I’m a working developer. I’ve been working as a developer for nearly 20 years now. And I’ve been programming for about 27. I’ve written code in C, C++, Pascal, Basic, Visual Basic, Visual Basic for Applications, PHP, Perl, Python, Javascript, Typescript, Objective-C, Swift, and C#. I’ve written software for desktop, web, mobile, and even for a VAX/VMS. I’ve written raw sockets, Win32 API, WinForms, XAML, NIBs, my own templating engine, Dreamcast games, Xbox Live Indie Games, for companies big and small.

None of this is to brag, but to give context for what I’m about to say next. My personal Github profile looks bad.

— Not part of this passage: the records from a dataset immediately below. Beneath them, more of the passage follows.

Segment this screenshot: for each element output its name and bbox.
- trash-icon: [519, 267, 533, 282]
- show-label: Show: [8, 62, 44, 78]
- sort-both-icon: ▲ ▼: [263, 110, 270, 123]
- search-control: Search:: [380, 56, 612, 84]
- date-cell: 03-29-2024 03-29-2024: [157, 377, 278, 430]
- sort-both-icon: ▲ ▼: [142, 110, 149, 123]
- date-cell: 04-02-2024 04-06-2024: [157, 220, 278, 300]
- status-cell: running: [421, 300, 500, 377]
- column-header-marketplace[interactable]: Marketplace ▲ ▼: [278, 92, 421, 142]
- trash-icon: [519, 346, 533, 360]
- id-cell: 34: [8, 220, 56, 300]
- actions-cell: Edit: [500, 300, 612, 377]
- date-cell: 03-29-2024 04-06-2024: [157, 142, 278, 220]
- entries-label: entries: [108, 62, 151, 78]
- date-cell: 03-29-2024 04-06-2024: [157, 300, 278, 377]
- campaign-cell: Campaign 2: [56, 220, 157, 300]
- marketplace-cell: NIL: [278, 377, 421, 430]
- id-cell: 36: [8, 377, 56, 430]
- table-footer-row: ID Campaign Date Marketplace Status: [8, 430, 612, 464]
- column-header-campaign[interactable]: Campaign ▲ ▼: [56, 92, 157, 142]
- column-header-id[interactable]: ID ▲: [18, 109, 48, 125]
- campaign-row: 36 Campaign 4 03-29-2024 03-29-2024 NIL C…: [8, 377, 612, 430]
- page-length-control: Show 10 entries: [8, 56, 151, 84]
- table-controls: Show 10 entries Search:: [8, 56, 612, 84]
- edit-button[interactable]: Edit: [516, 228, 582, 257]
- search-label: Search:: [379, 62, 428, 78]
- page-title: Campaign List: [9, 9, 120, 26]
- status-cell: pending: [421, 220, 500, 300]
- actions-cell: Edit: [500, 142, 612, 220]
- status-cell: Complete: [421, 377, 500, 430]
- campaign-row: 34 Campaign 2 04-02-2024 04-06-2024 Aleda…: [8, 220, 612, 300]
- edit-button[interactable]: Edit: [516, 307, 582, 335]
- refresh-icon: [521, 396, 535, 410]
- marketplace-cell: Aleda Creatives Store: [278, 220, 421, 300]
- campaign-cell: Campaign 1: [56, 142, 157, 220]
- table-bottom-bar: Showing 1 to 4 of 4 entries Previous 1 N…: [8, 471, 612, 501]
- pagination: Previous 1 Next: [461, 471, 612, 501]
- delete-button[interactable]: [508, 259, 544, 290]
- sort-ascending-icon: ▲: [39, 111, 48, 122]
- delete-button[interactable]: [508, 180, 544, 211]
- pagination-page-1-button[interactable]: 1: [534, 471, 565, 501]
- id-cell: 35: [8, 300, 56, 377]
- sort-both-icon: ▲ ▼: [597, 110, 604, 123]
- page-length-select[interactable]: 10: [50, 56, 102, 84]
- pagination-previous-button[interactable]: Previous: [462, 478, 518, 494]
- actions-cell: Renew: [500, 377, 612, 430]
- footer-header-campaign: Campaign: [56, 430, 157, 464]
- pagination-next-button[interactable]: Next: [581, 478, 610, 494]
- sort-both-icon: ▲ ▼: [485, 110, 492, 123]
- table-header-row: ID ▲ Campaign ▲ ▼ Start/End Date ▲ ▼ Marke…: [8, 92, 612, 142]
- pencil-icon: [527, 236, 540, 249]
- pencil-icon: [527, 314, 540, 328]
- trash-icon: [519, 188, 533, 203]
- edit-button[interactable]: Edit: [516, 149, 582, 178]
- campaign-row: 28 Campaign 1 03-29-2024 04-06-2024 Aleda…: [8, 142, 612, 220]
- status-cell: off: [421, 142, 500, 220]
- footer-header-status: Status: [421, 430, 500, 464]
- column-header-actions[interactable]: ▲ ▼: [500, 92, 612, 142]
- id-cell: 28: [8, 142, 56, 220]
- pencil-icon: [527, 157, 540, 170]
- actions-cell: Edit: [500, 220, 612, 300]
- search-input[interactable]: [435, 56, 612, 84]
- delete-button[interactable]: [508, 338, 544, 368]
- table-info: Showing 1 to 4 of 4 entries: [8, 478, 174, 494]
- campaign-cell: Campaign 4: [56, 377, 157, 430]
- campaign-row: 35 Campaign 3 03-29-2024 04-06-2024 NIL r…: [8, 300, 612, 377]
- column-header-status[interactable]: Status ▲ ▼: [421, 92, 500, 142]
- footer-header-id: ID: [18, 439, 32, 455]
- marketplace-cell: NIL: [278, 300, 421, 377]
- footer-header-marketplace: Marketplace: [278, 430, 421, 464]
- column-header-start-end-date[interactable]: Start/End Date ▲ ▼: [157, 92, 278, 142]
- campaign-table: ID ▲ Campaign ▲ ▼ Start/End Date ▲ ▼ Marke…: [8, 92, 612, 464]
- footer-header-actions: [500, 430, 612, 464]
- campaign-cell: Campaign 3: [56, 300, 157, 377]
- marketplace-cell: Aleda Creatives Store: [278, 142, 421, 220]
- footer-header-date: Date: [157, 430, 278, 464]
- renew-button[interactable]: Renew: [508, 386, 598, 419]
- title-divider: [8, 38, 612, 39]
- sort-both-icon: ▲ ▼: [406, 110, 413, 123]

Created in 2010, for some reason lost to time, my first repository was created a decade later. I only have 4 public repositories and they’re mostly toys. Small examples and personal projects. There are gaps of days and sometimes whole weeks. And that’s with including private repositories.

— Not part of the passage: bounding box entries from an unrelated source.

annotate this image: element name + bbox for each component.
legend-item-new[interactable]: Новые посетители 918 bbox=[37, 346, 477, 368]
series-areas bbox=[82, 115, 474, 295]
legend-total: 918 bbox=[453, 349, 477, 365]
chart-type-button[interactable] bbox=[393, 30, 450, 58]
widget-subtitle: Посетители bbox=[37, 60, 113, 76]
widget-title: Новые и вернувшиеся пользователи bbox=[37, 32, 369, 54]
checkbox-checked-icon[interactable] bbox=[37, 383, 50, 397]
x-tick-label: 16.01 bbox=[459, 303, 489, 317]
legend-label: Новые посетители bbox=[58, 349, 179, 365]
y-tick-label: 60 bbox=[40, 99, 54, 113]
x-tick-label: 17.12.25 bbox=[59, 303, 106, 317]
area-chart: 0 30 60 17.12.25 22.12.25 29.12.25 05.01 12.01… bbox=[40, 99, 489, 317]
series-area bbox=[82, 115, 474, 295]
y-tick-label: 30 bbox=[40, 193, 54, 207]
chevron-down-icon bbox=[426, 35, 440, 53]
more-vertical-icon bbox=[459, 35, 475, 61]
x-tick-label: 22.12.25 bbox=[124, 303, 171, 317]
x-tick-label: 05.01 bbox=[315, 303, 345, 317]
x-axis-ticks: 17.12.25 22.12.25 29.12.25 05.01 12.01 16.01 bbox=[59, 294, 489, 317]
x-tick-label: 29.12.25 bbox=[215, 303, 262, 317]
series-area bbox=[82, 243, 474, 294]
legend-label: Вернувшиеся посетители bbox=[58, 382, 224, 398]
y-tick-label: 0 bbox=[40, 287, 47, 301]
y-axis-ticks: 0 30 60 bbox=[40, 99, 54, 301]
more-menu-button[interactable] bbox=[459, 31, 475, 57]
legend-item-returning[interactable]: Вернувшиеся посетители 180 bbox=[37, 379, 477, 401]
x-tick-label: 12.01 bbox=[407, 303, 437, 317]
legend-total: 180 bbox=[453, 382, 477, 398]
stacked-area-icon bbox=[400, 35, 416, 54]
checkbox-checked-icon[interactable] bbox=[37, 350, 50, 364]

However, like I said, I’ve been programming for about 27 years now, working for 20. Github was founded in 2008. Git itself was only available starting in 2005. That’s quite a large gap. A lot of my older code was on Subversion servers. Or just lost to time.

Then there’s my work code. I have 5 different accounts on 3 different repository hosts. Two on Bitbucket, two on Github, and one on Azure DevOps. And across those accounts and hosts, I have 15 repositories I’m responsible for. Of those, 3 are public. Most of my work goes into one of three major work repositories. So a lot of my work is invisible.

So don’t worry about what your GitHub looks like. Unless you’re an open source maintainer, then it might be more important.